Author: Cynthia Littlefield
Reading Level: Ages 6-12
Multicultural: The recipes included represent several different cultures based on the different princesses they are paired with including Chinese for Mulan, French for Belle, Middle Eastern for Jasmine, and Scottish for Merida.
Curriculum Subject: Social Studies, Math, Science
The Disney Princess Cookbook is a fun book for kids to get involved in making their own meals in the kitchen, especially for fans of the various Disney Princess movies. The recipes are rated using crowns with 1 crown being the easiest to 5 crown recipes being the most complex. The sections in this cookbook include breakfast, lunch, dinner, sides, snacks, beverages, and sweets.
The basics chapter at beginning provides useful cooking and safety tips for kids, especially beginner cooks. The measuring ingredients section is particularly helpful with directions on how to measure different types of ingredients including leveling off dry ingredients. The best section, though, is the cleaning up one, which provides tips that are good habits to start forming early.
Each recipe highlights a tip below the ingredients in the side margin. Sometimes the tips are cooking tips related to what is being made, such as how to check doneness on Pascal’s Pancakes. Most of the tips are about ways to experiment with the recipes, such as using alternative ingredients or using with other recipes in the book.
The Magical Menus section in the back provides inspiration for combining several recipes in the book for a special princess themed meal. It also encourages cooks to try out making their own menus. Younger kids may require more help with the reading, but the colorful images of the finished recipes make it easy for them to pick out recipes that they would like to try out.
The glossary in the back provides definitions for a variety of words used in the cookbook. This includes explaining words used in recipe instructions that may be unfamiliar, especially to new cooks, such as fold, knead, and mince. It also describes ingredients or dish names, which can be great for helping young cooks experience new foods.

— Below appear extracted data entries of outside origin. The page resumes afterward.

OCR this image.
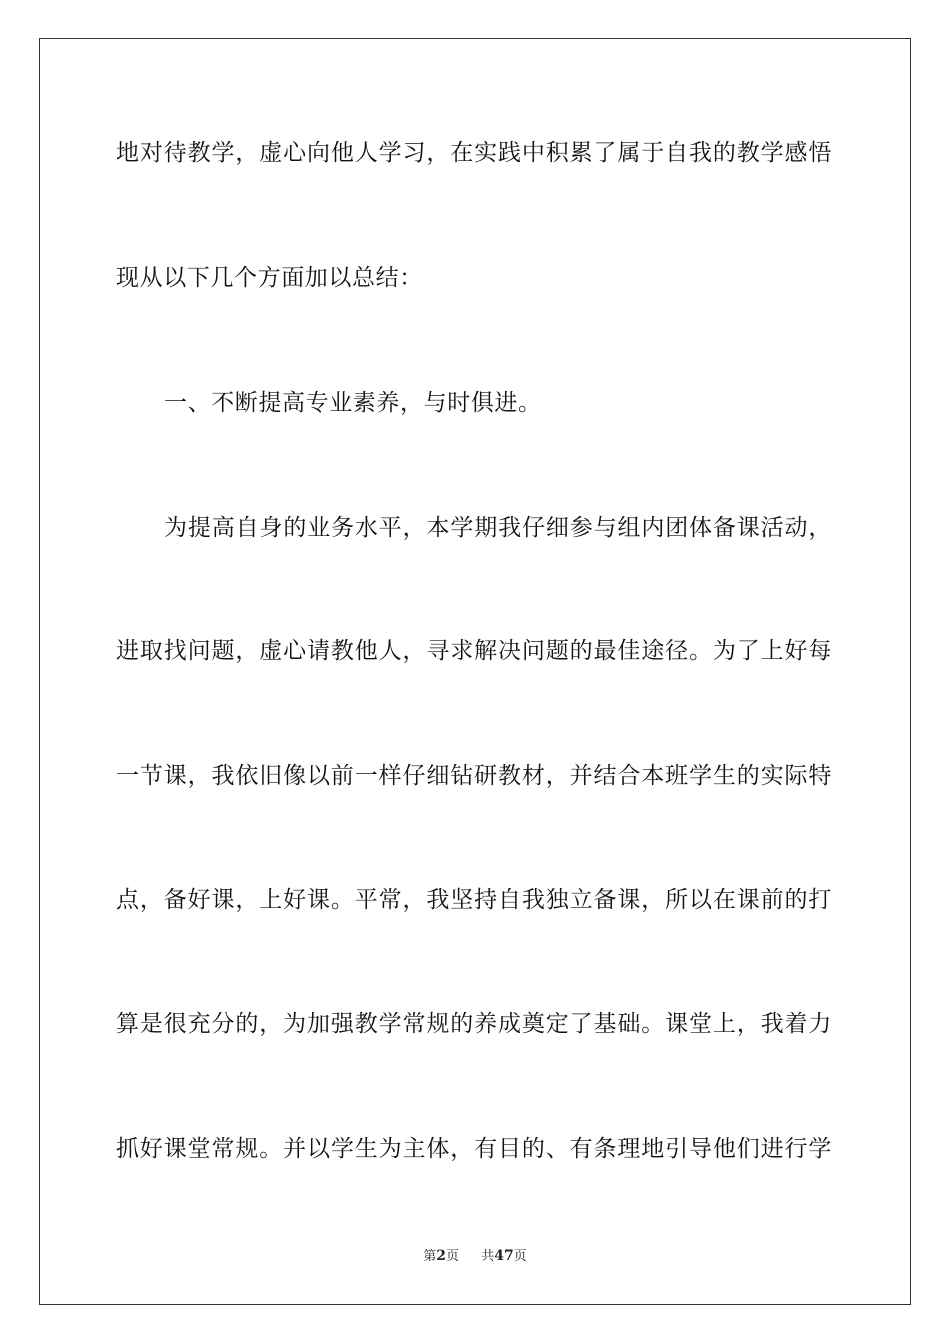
地对待教学，虚心向他人学习，在实践中积累了属于自我的教学感悟
现从以下几个方面加以总结：
一、不断提高专业素养，与时俱进。
为提高自身的业务水平，本学期我仔细参与组内团体备课活动，
进取找问题，虚心请教他人，寻求解决问题的最佳途径。为了上好每
一节课，我依旧像以前一样仔细钻研教材，并结合本班学生的实际特
点，备好课，上好课。平常，我坚持自我独立备课，所以在课前的打
算是很充分的，为加强教学常规的养成奠定了基础。课堂上，我着力
抓好课堂常规。并以学生为主体，有目的、有条理地引导他们进行学
第2页 共47页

With its recipes from different ethnicities and with different difficulty levels, this is a good cookbook for kids to experiment in the kitchen and experience other cultures. Since the cooking includes measuring it can also be a fun way to work on math skills, especially if you half, double, or triple recipes. Additionally, cooking can be related to science curriculum by experimenting and hypothesizing how doing something different might change the recipe, etc.
Types of Readers Book Might Appeal To & Multiple Intelligence Categories
- Fans of Disney Princesses including Ariel from The Little Mermaid, Aurora from Sleeping Beauty, Belle from Beauty in the Beast, Cinderella, Jasmine from Aladdin, Merida from Brave, Mulan, Rapunzel from Tangled, Snow White, and Tiana from The Princess and the Frog.
- Those that like to do things with their hands, especially if they are interested in getting involved in the kitchen. (Bodily-Kinesthetic)
- The colorful pictures of the characters along with the photos of the finished recipes can make it easier for younger kids to pick recipes as well as those that like to see a visual representation of what it should look like. (Spatial-Visual)
- Disney Princess Cookie Cutters - These would be good for the Tiana's Tasty Sandwiches (p. 44-45) recipe.
- Disney Princess Crafts & Recipes - Find more recipes to make as well as crafts, which could be used to decorate the table when serving the recipes in the book.
- Kids Cooking Lesson Plans - This site has different cooking themed lesson plans that could be combined with this book. The lesson plans are divided into the following ages groups: under 3, 3-6, 7-11, 12-15, and 16-18.